Luckie, M. J., Beverly, R., Koga, R., Keys, K., Kroll, J. A., & claffy, kc. (2019). Network hygiene, incentives, and regulation: Deployment of source address validation in the internet. In Proceedings of 2019 ACM SIGSAC Conference on Computer and Communications Security (CCS ’19) (pp. 465–480). New York, NY, USA: ACM Press. https://doi.org/10.1145/3319535.3354232
Permanent Research Commons link: https://hdl.handle.net/10289/13176
The Spoofer project has collected data on the deployment and characteristics of IP source address validation on the Internet since 2005. Data from the project comes from participants who install an active probing client that runs in the background. The client automatically runs tests both periodically and when it detects a new network attachment point. We analyze the rich dataset of Spoofer tests in multiple dimensions: across time, networks, autonomous systems, countries, and by Internet protocol version. In our data for the year ending August 2019, at least a quarter of tested ASes did not filter packets with spoofed source addresses leaving their networks. We show that routers performing Network Address Translation do not always filter spoofed packets, as 6.4% of IPv4/24 tested in the year ending August 2019 did not filter. Worse, at least two thirds of tested ASes did not filter packets entering their networks with source addresses claiming to be from within their network that arrived from outside their network.
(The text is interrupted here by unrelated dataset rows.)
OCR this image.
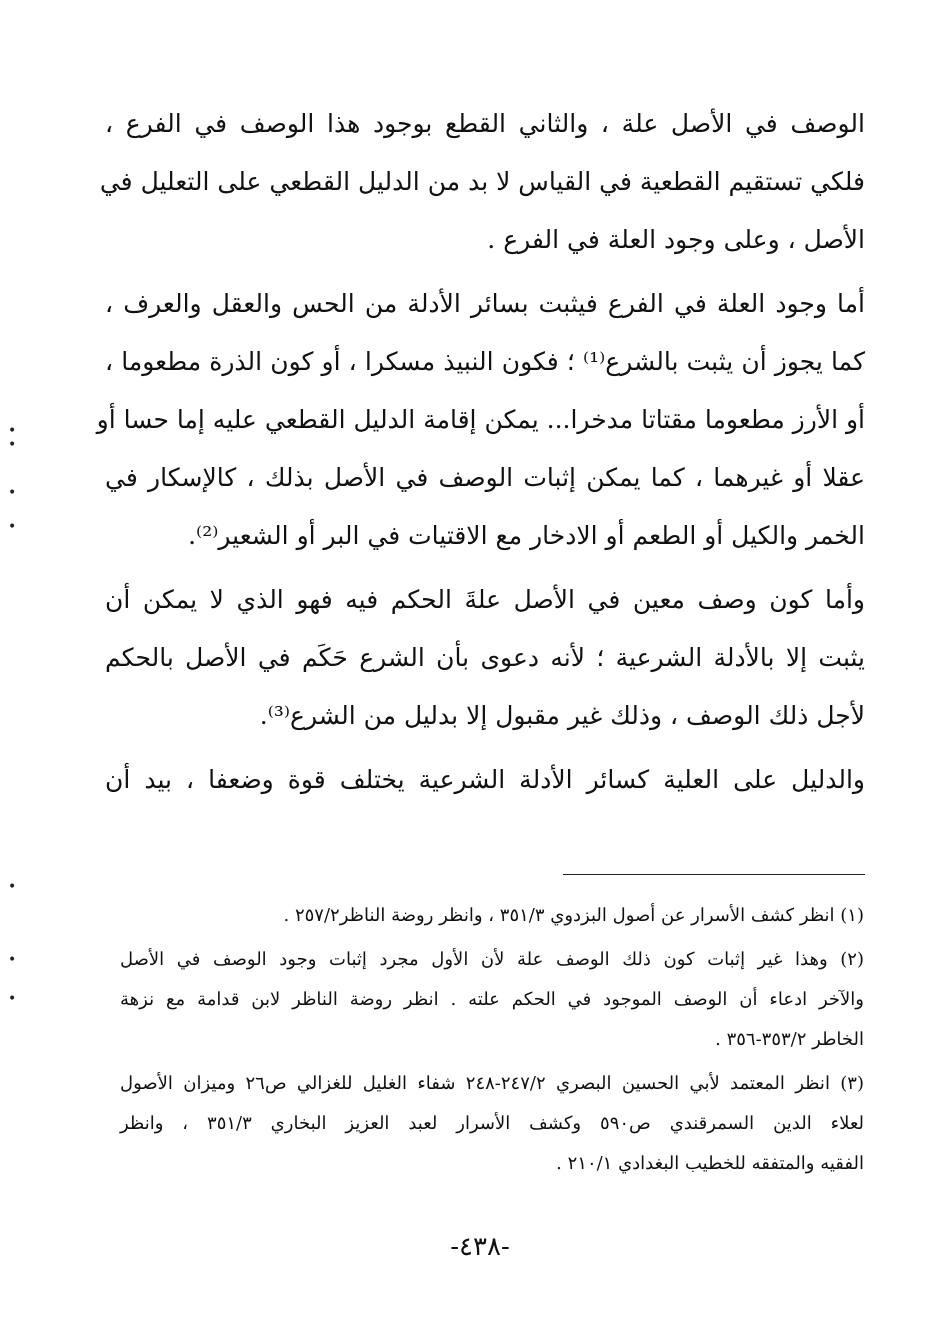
الوصف في الأصل علة ، والثاني القطع بوجود هذا الوصف في الفرع ،
فلكي تستقيم القطعية في القياس لا بد من الدليل القطعي على التعليل في
الأصل ، وعلى وجود العلة في الفرع .
أما وجود العلة في الفرع فيثبت بسائر الأدلة من الحس والعقل والعرف ،
كما يجوز أن يثبت بالشرع⁽¹⁾ ؛ فكون النبيذ مسكرا ، أو كون الذرة مطعوما ،
أو الأرز مطعوما مقتاتا مدخرا... يمكن إقامة الدليل القطعي عليه إما حسا أو
عقلا أو غيرهما ، كما يمكن إثبات الوصف في الأصل بذلك ، كالإسكار في
الخمر والكيل أو الطعم أو الادخار مع الاقتيات في البر أو الشعير⁽²⁾.
وأما كون وصف معين في الأصل علةَ الحكم فيه فهو الذي لا يمكن أن
يثبت إلا بالأدلة الشرعية ؛ لأنه دعوى بأن الشرع حَكَم في الأصل بالحكم
لأجل ذلك الوصف ، وذلك غير مقبول إلا بدليل من الشرع⁽³⁾.
والدليل على العلية كسائر الأدلة الشرعية يختلف قوة وضعفا ، بيد أن
(١) انظر كشف الأسرار عن أصول البزدوي ٣٥١/٣ ، وانظر روضة الناظر٢٥٧/٢ .
(٢) وهذا غير إثبات كون ذلك الوصف علة لأن الأول مجرد إثبات وجود الوصف في الأصل
والآخر ادعاء أن الوصف الموجود في الحكم علته . انظر روضة الناظر لابن قدامة مع نزهة
الخاطر ٣٥٣/٢-٣٥٦ .
(٣) انظر المعتمد لأبي الحسين البصري ٢٤٧/٢-٢٤٨ شفاء الغليل للغزالي ص٢٦ وميزان الأصول
لعلاء الدين السمرقندي ص٥٩٠ وكشف الأسرار لعبد العزيز البخاري ٣٥١/٣ ، وانظر
الفقيه والمتفقه للخطيب البغدادي ٢١٠/١ .
-٤٣٨-
•
•
•
•
•
•
•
We explore several approaches to encouraging remediation and the challenges of evaluating their impact. While we have been able to remediate 352 IPv4/24, we have found an order of magnitude more IPv4/24 that remains unremediated, despite myriad remediation strategies, with 21% unremediated for more than six months. Our analysis provides the most complete and confident picture of the Internet's susceptibility to date of this long-standing vulnerability. Although there is no simple solution to address the remaining long-tail of unremediated networks, we conclude with a discussion of possible non-technical interventions, and demonstrate how the platform can support evaluation of the impact of such interventions over time.
© 2019 Association for Computing Machinery. This is the author's accepted version.